During the Cold War, many Indian politicians were routinely financed by the Soviet KGB, and one book based on the Mitrokin Archives suggested that the Soviets had financed both the Congress party of Indira Gandhi and the Communist Party of India. Vasili Mitrokhin was a senior KGB officer who defected to Britain in 1992, carrying lots of archival material about Soviet spy ops with him.

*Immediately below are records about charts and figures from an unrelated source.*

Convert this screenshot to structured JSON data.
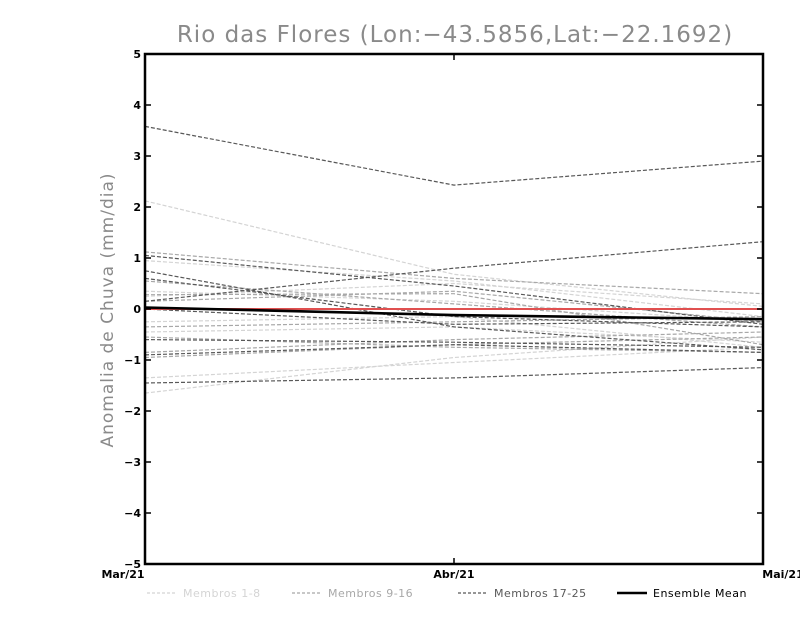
{
  "chart_data": {
    "type": "line",
    "title": "Rio das Flores (Lon:−43.5856,Lat:−22.1692)",
    "xlabel": "",
    "ylabel": "Anomalia de Chuva (mm/dia)",
    "categories": [
      "Mar/21",
      "Abr/21",
      "Mai/21"
    ],
    "ylim": [
      -5,
      5
    ],
    "yticks": [
      "5",
      "4",
      "3",
      "2",
      "1",
      "0",
      "−1",
      "−2",
      "−3",
      "−4",
      "−5"
    ],
    "ytick_values": [
      5,
      4,
      3,
      2,
      1,
      0,
      -1,
      -2,
      -3,
      -4,
      -5
    ],
    "reference_line": {
      "value": 0,
      "color": "#e05050"
    },
    "groups": [
      {
        "name": "Membros 1-8",
        "color": "#d4d4d4",
        "series": [
          [
            2.12,
            0.68,
            0.05
          ],
          [
            0.95,
            0.55,
            -0.15
          ],
          [
            -1.35,
            -1.05,
            -0.75
          ],
          [
            -1.65,
            -0.95,
            -0.55
          ],
          [
            -0.45,
            -0.35,
            -0.65
          ],
          [
            0.35,
            0.15,
            -0.25
          ],
          [
            -0.25,
            -0.15,
            -0.75
          ],
          [
            0.25,
            0.5,
            0.1
          ]
        ]
      },
      {
        "name": "Membros 9-16",
        "color": "#a8a8a8",
        "series": [
          [
            1.12,
            0.6,
            0.3
          ],
          [
            0.28,
            0.3,
            -0.7
          ],
          [
            -0.55,
            -0.75,
            -0.85
          ],
          [
            -0.85,
            -0.6,
            -0.45
          ],
          [
            -0.35,
            -0.25,
            -0.15
          ],
          [
            0.15,
            0.35,
            -0.25
          ],
          [
            0.55,
            0.1,
            -0.35
          ],
          [
            -0.95,
            -0.7,
            -0.55
          ]
        ]
      },
      {
        "name": "Membros 17-25",
        "color": "#585858",
        "series": [
          [
            3.58,
            2.43,
            2.9
          ],
          [
            1.05,
            0.45,
            -0.3
          ],
          [
            0.75,
            -0.35,
            -0.8
          ],
          [
            0.6,
            -0.15,
            -0.35
          ],
          [
            0.15,
            0.8,
            1.32
          ],
          [
            -0.9,
            -0.7,
            -0.85
          ],
          [
            -1.45,
            -1.35,
            -1.15
          ],
          [
            -0.6,
            -0.65,
            -0.75
          ],
          [
            0.0,
            -0.3,
            -0.25
          ]
        ]
      }
    ],
    "ensemble_mean": {
      "name": "Ensemble Mean",
      "color": "#000000",
      "values": [
        0.03,
        -0.12,
        -0.2
      ]
    },
    "legend": [
      "Membros 1-8",
      "Membros 9-16",
      "Membros 17-25",
      "Ensemble Mean"
    ],
    "legend_position": "bottom"
  }
}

In fact, even media mavens routinely get information from vested interests, including foreign sources, and they use it without asking who might benefit from the leak. This was how Nambi Narayanan, a former scientist at the Indian Space Research Organisation (ISRO), was targeted by foreign interests, probably the CIA, who may have wanted to delay the development of a cryogenic engine in India. Narayanan and another ISRO official were arrested by the Kerala police in 1994 on the basis of information purporting to show that he may have sold cryogenic engine secrets to Pakistan. That the engine was developed only in 2014 did not matter to either the police or the intelligence officials on the Indian side who targeted Narayanan 20 years earlier.
Trump is clearly right when he says that when it comes to using information that may benefit you politically or economically, few people consider it immoral – not least politicians.
The media, which benefits from similar motivated leaks, has stopped asking questions of its sources about the motivations behind the leaks. Why then blame only politicians like Trump for being so amoral?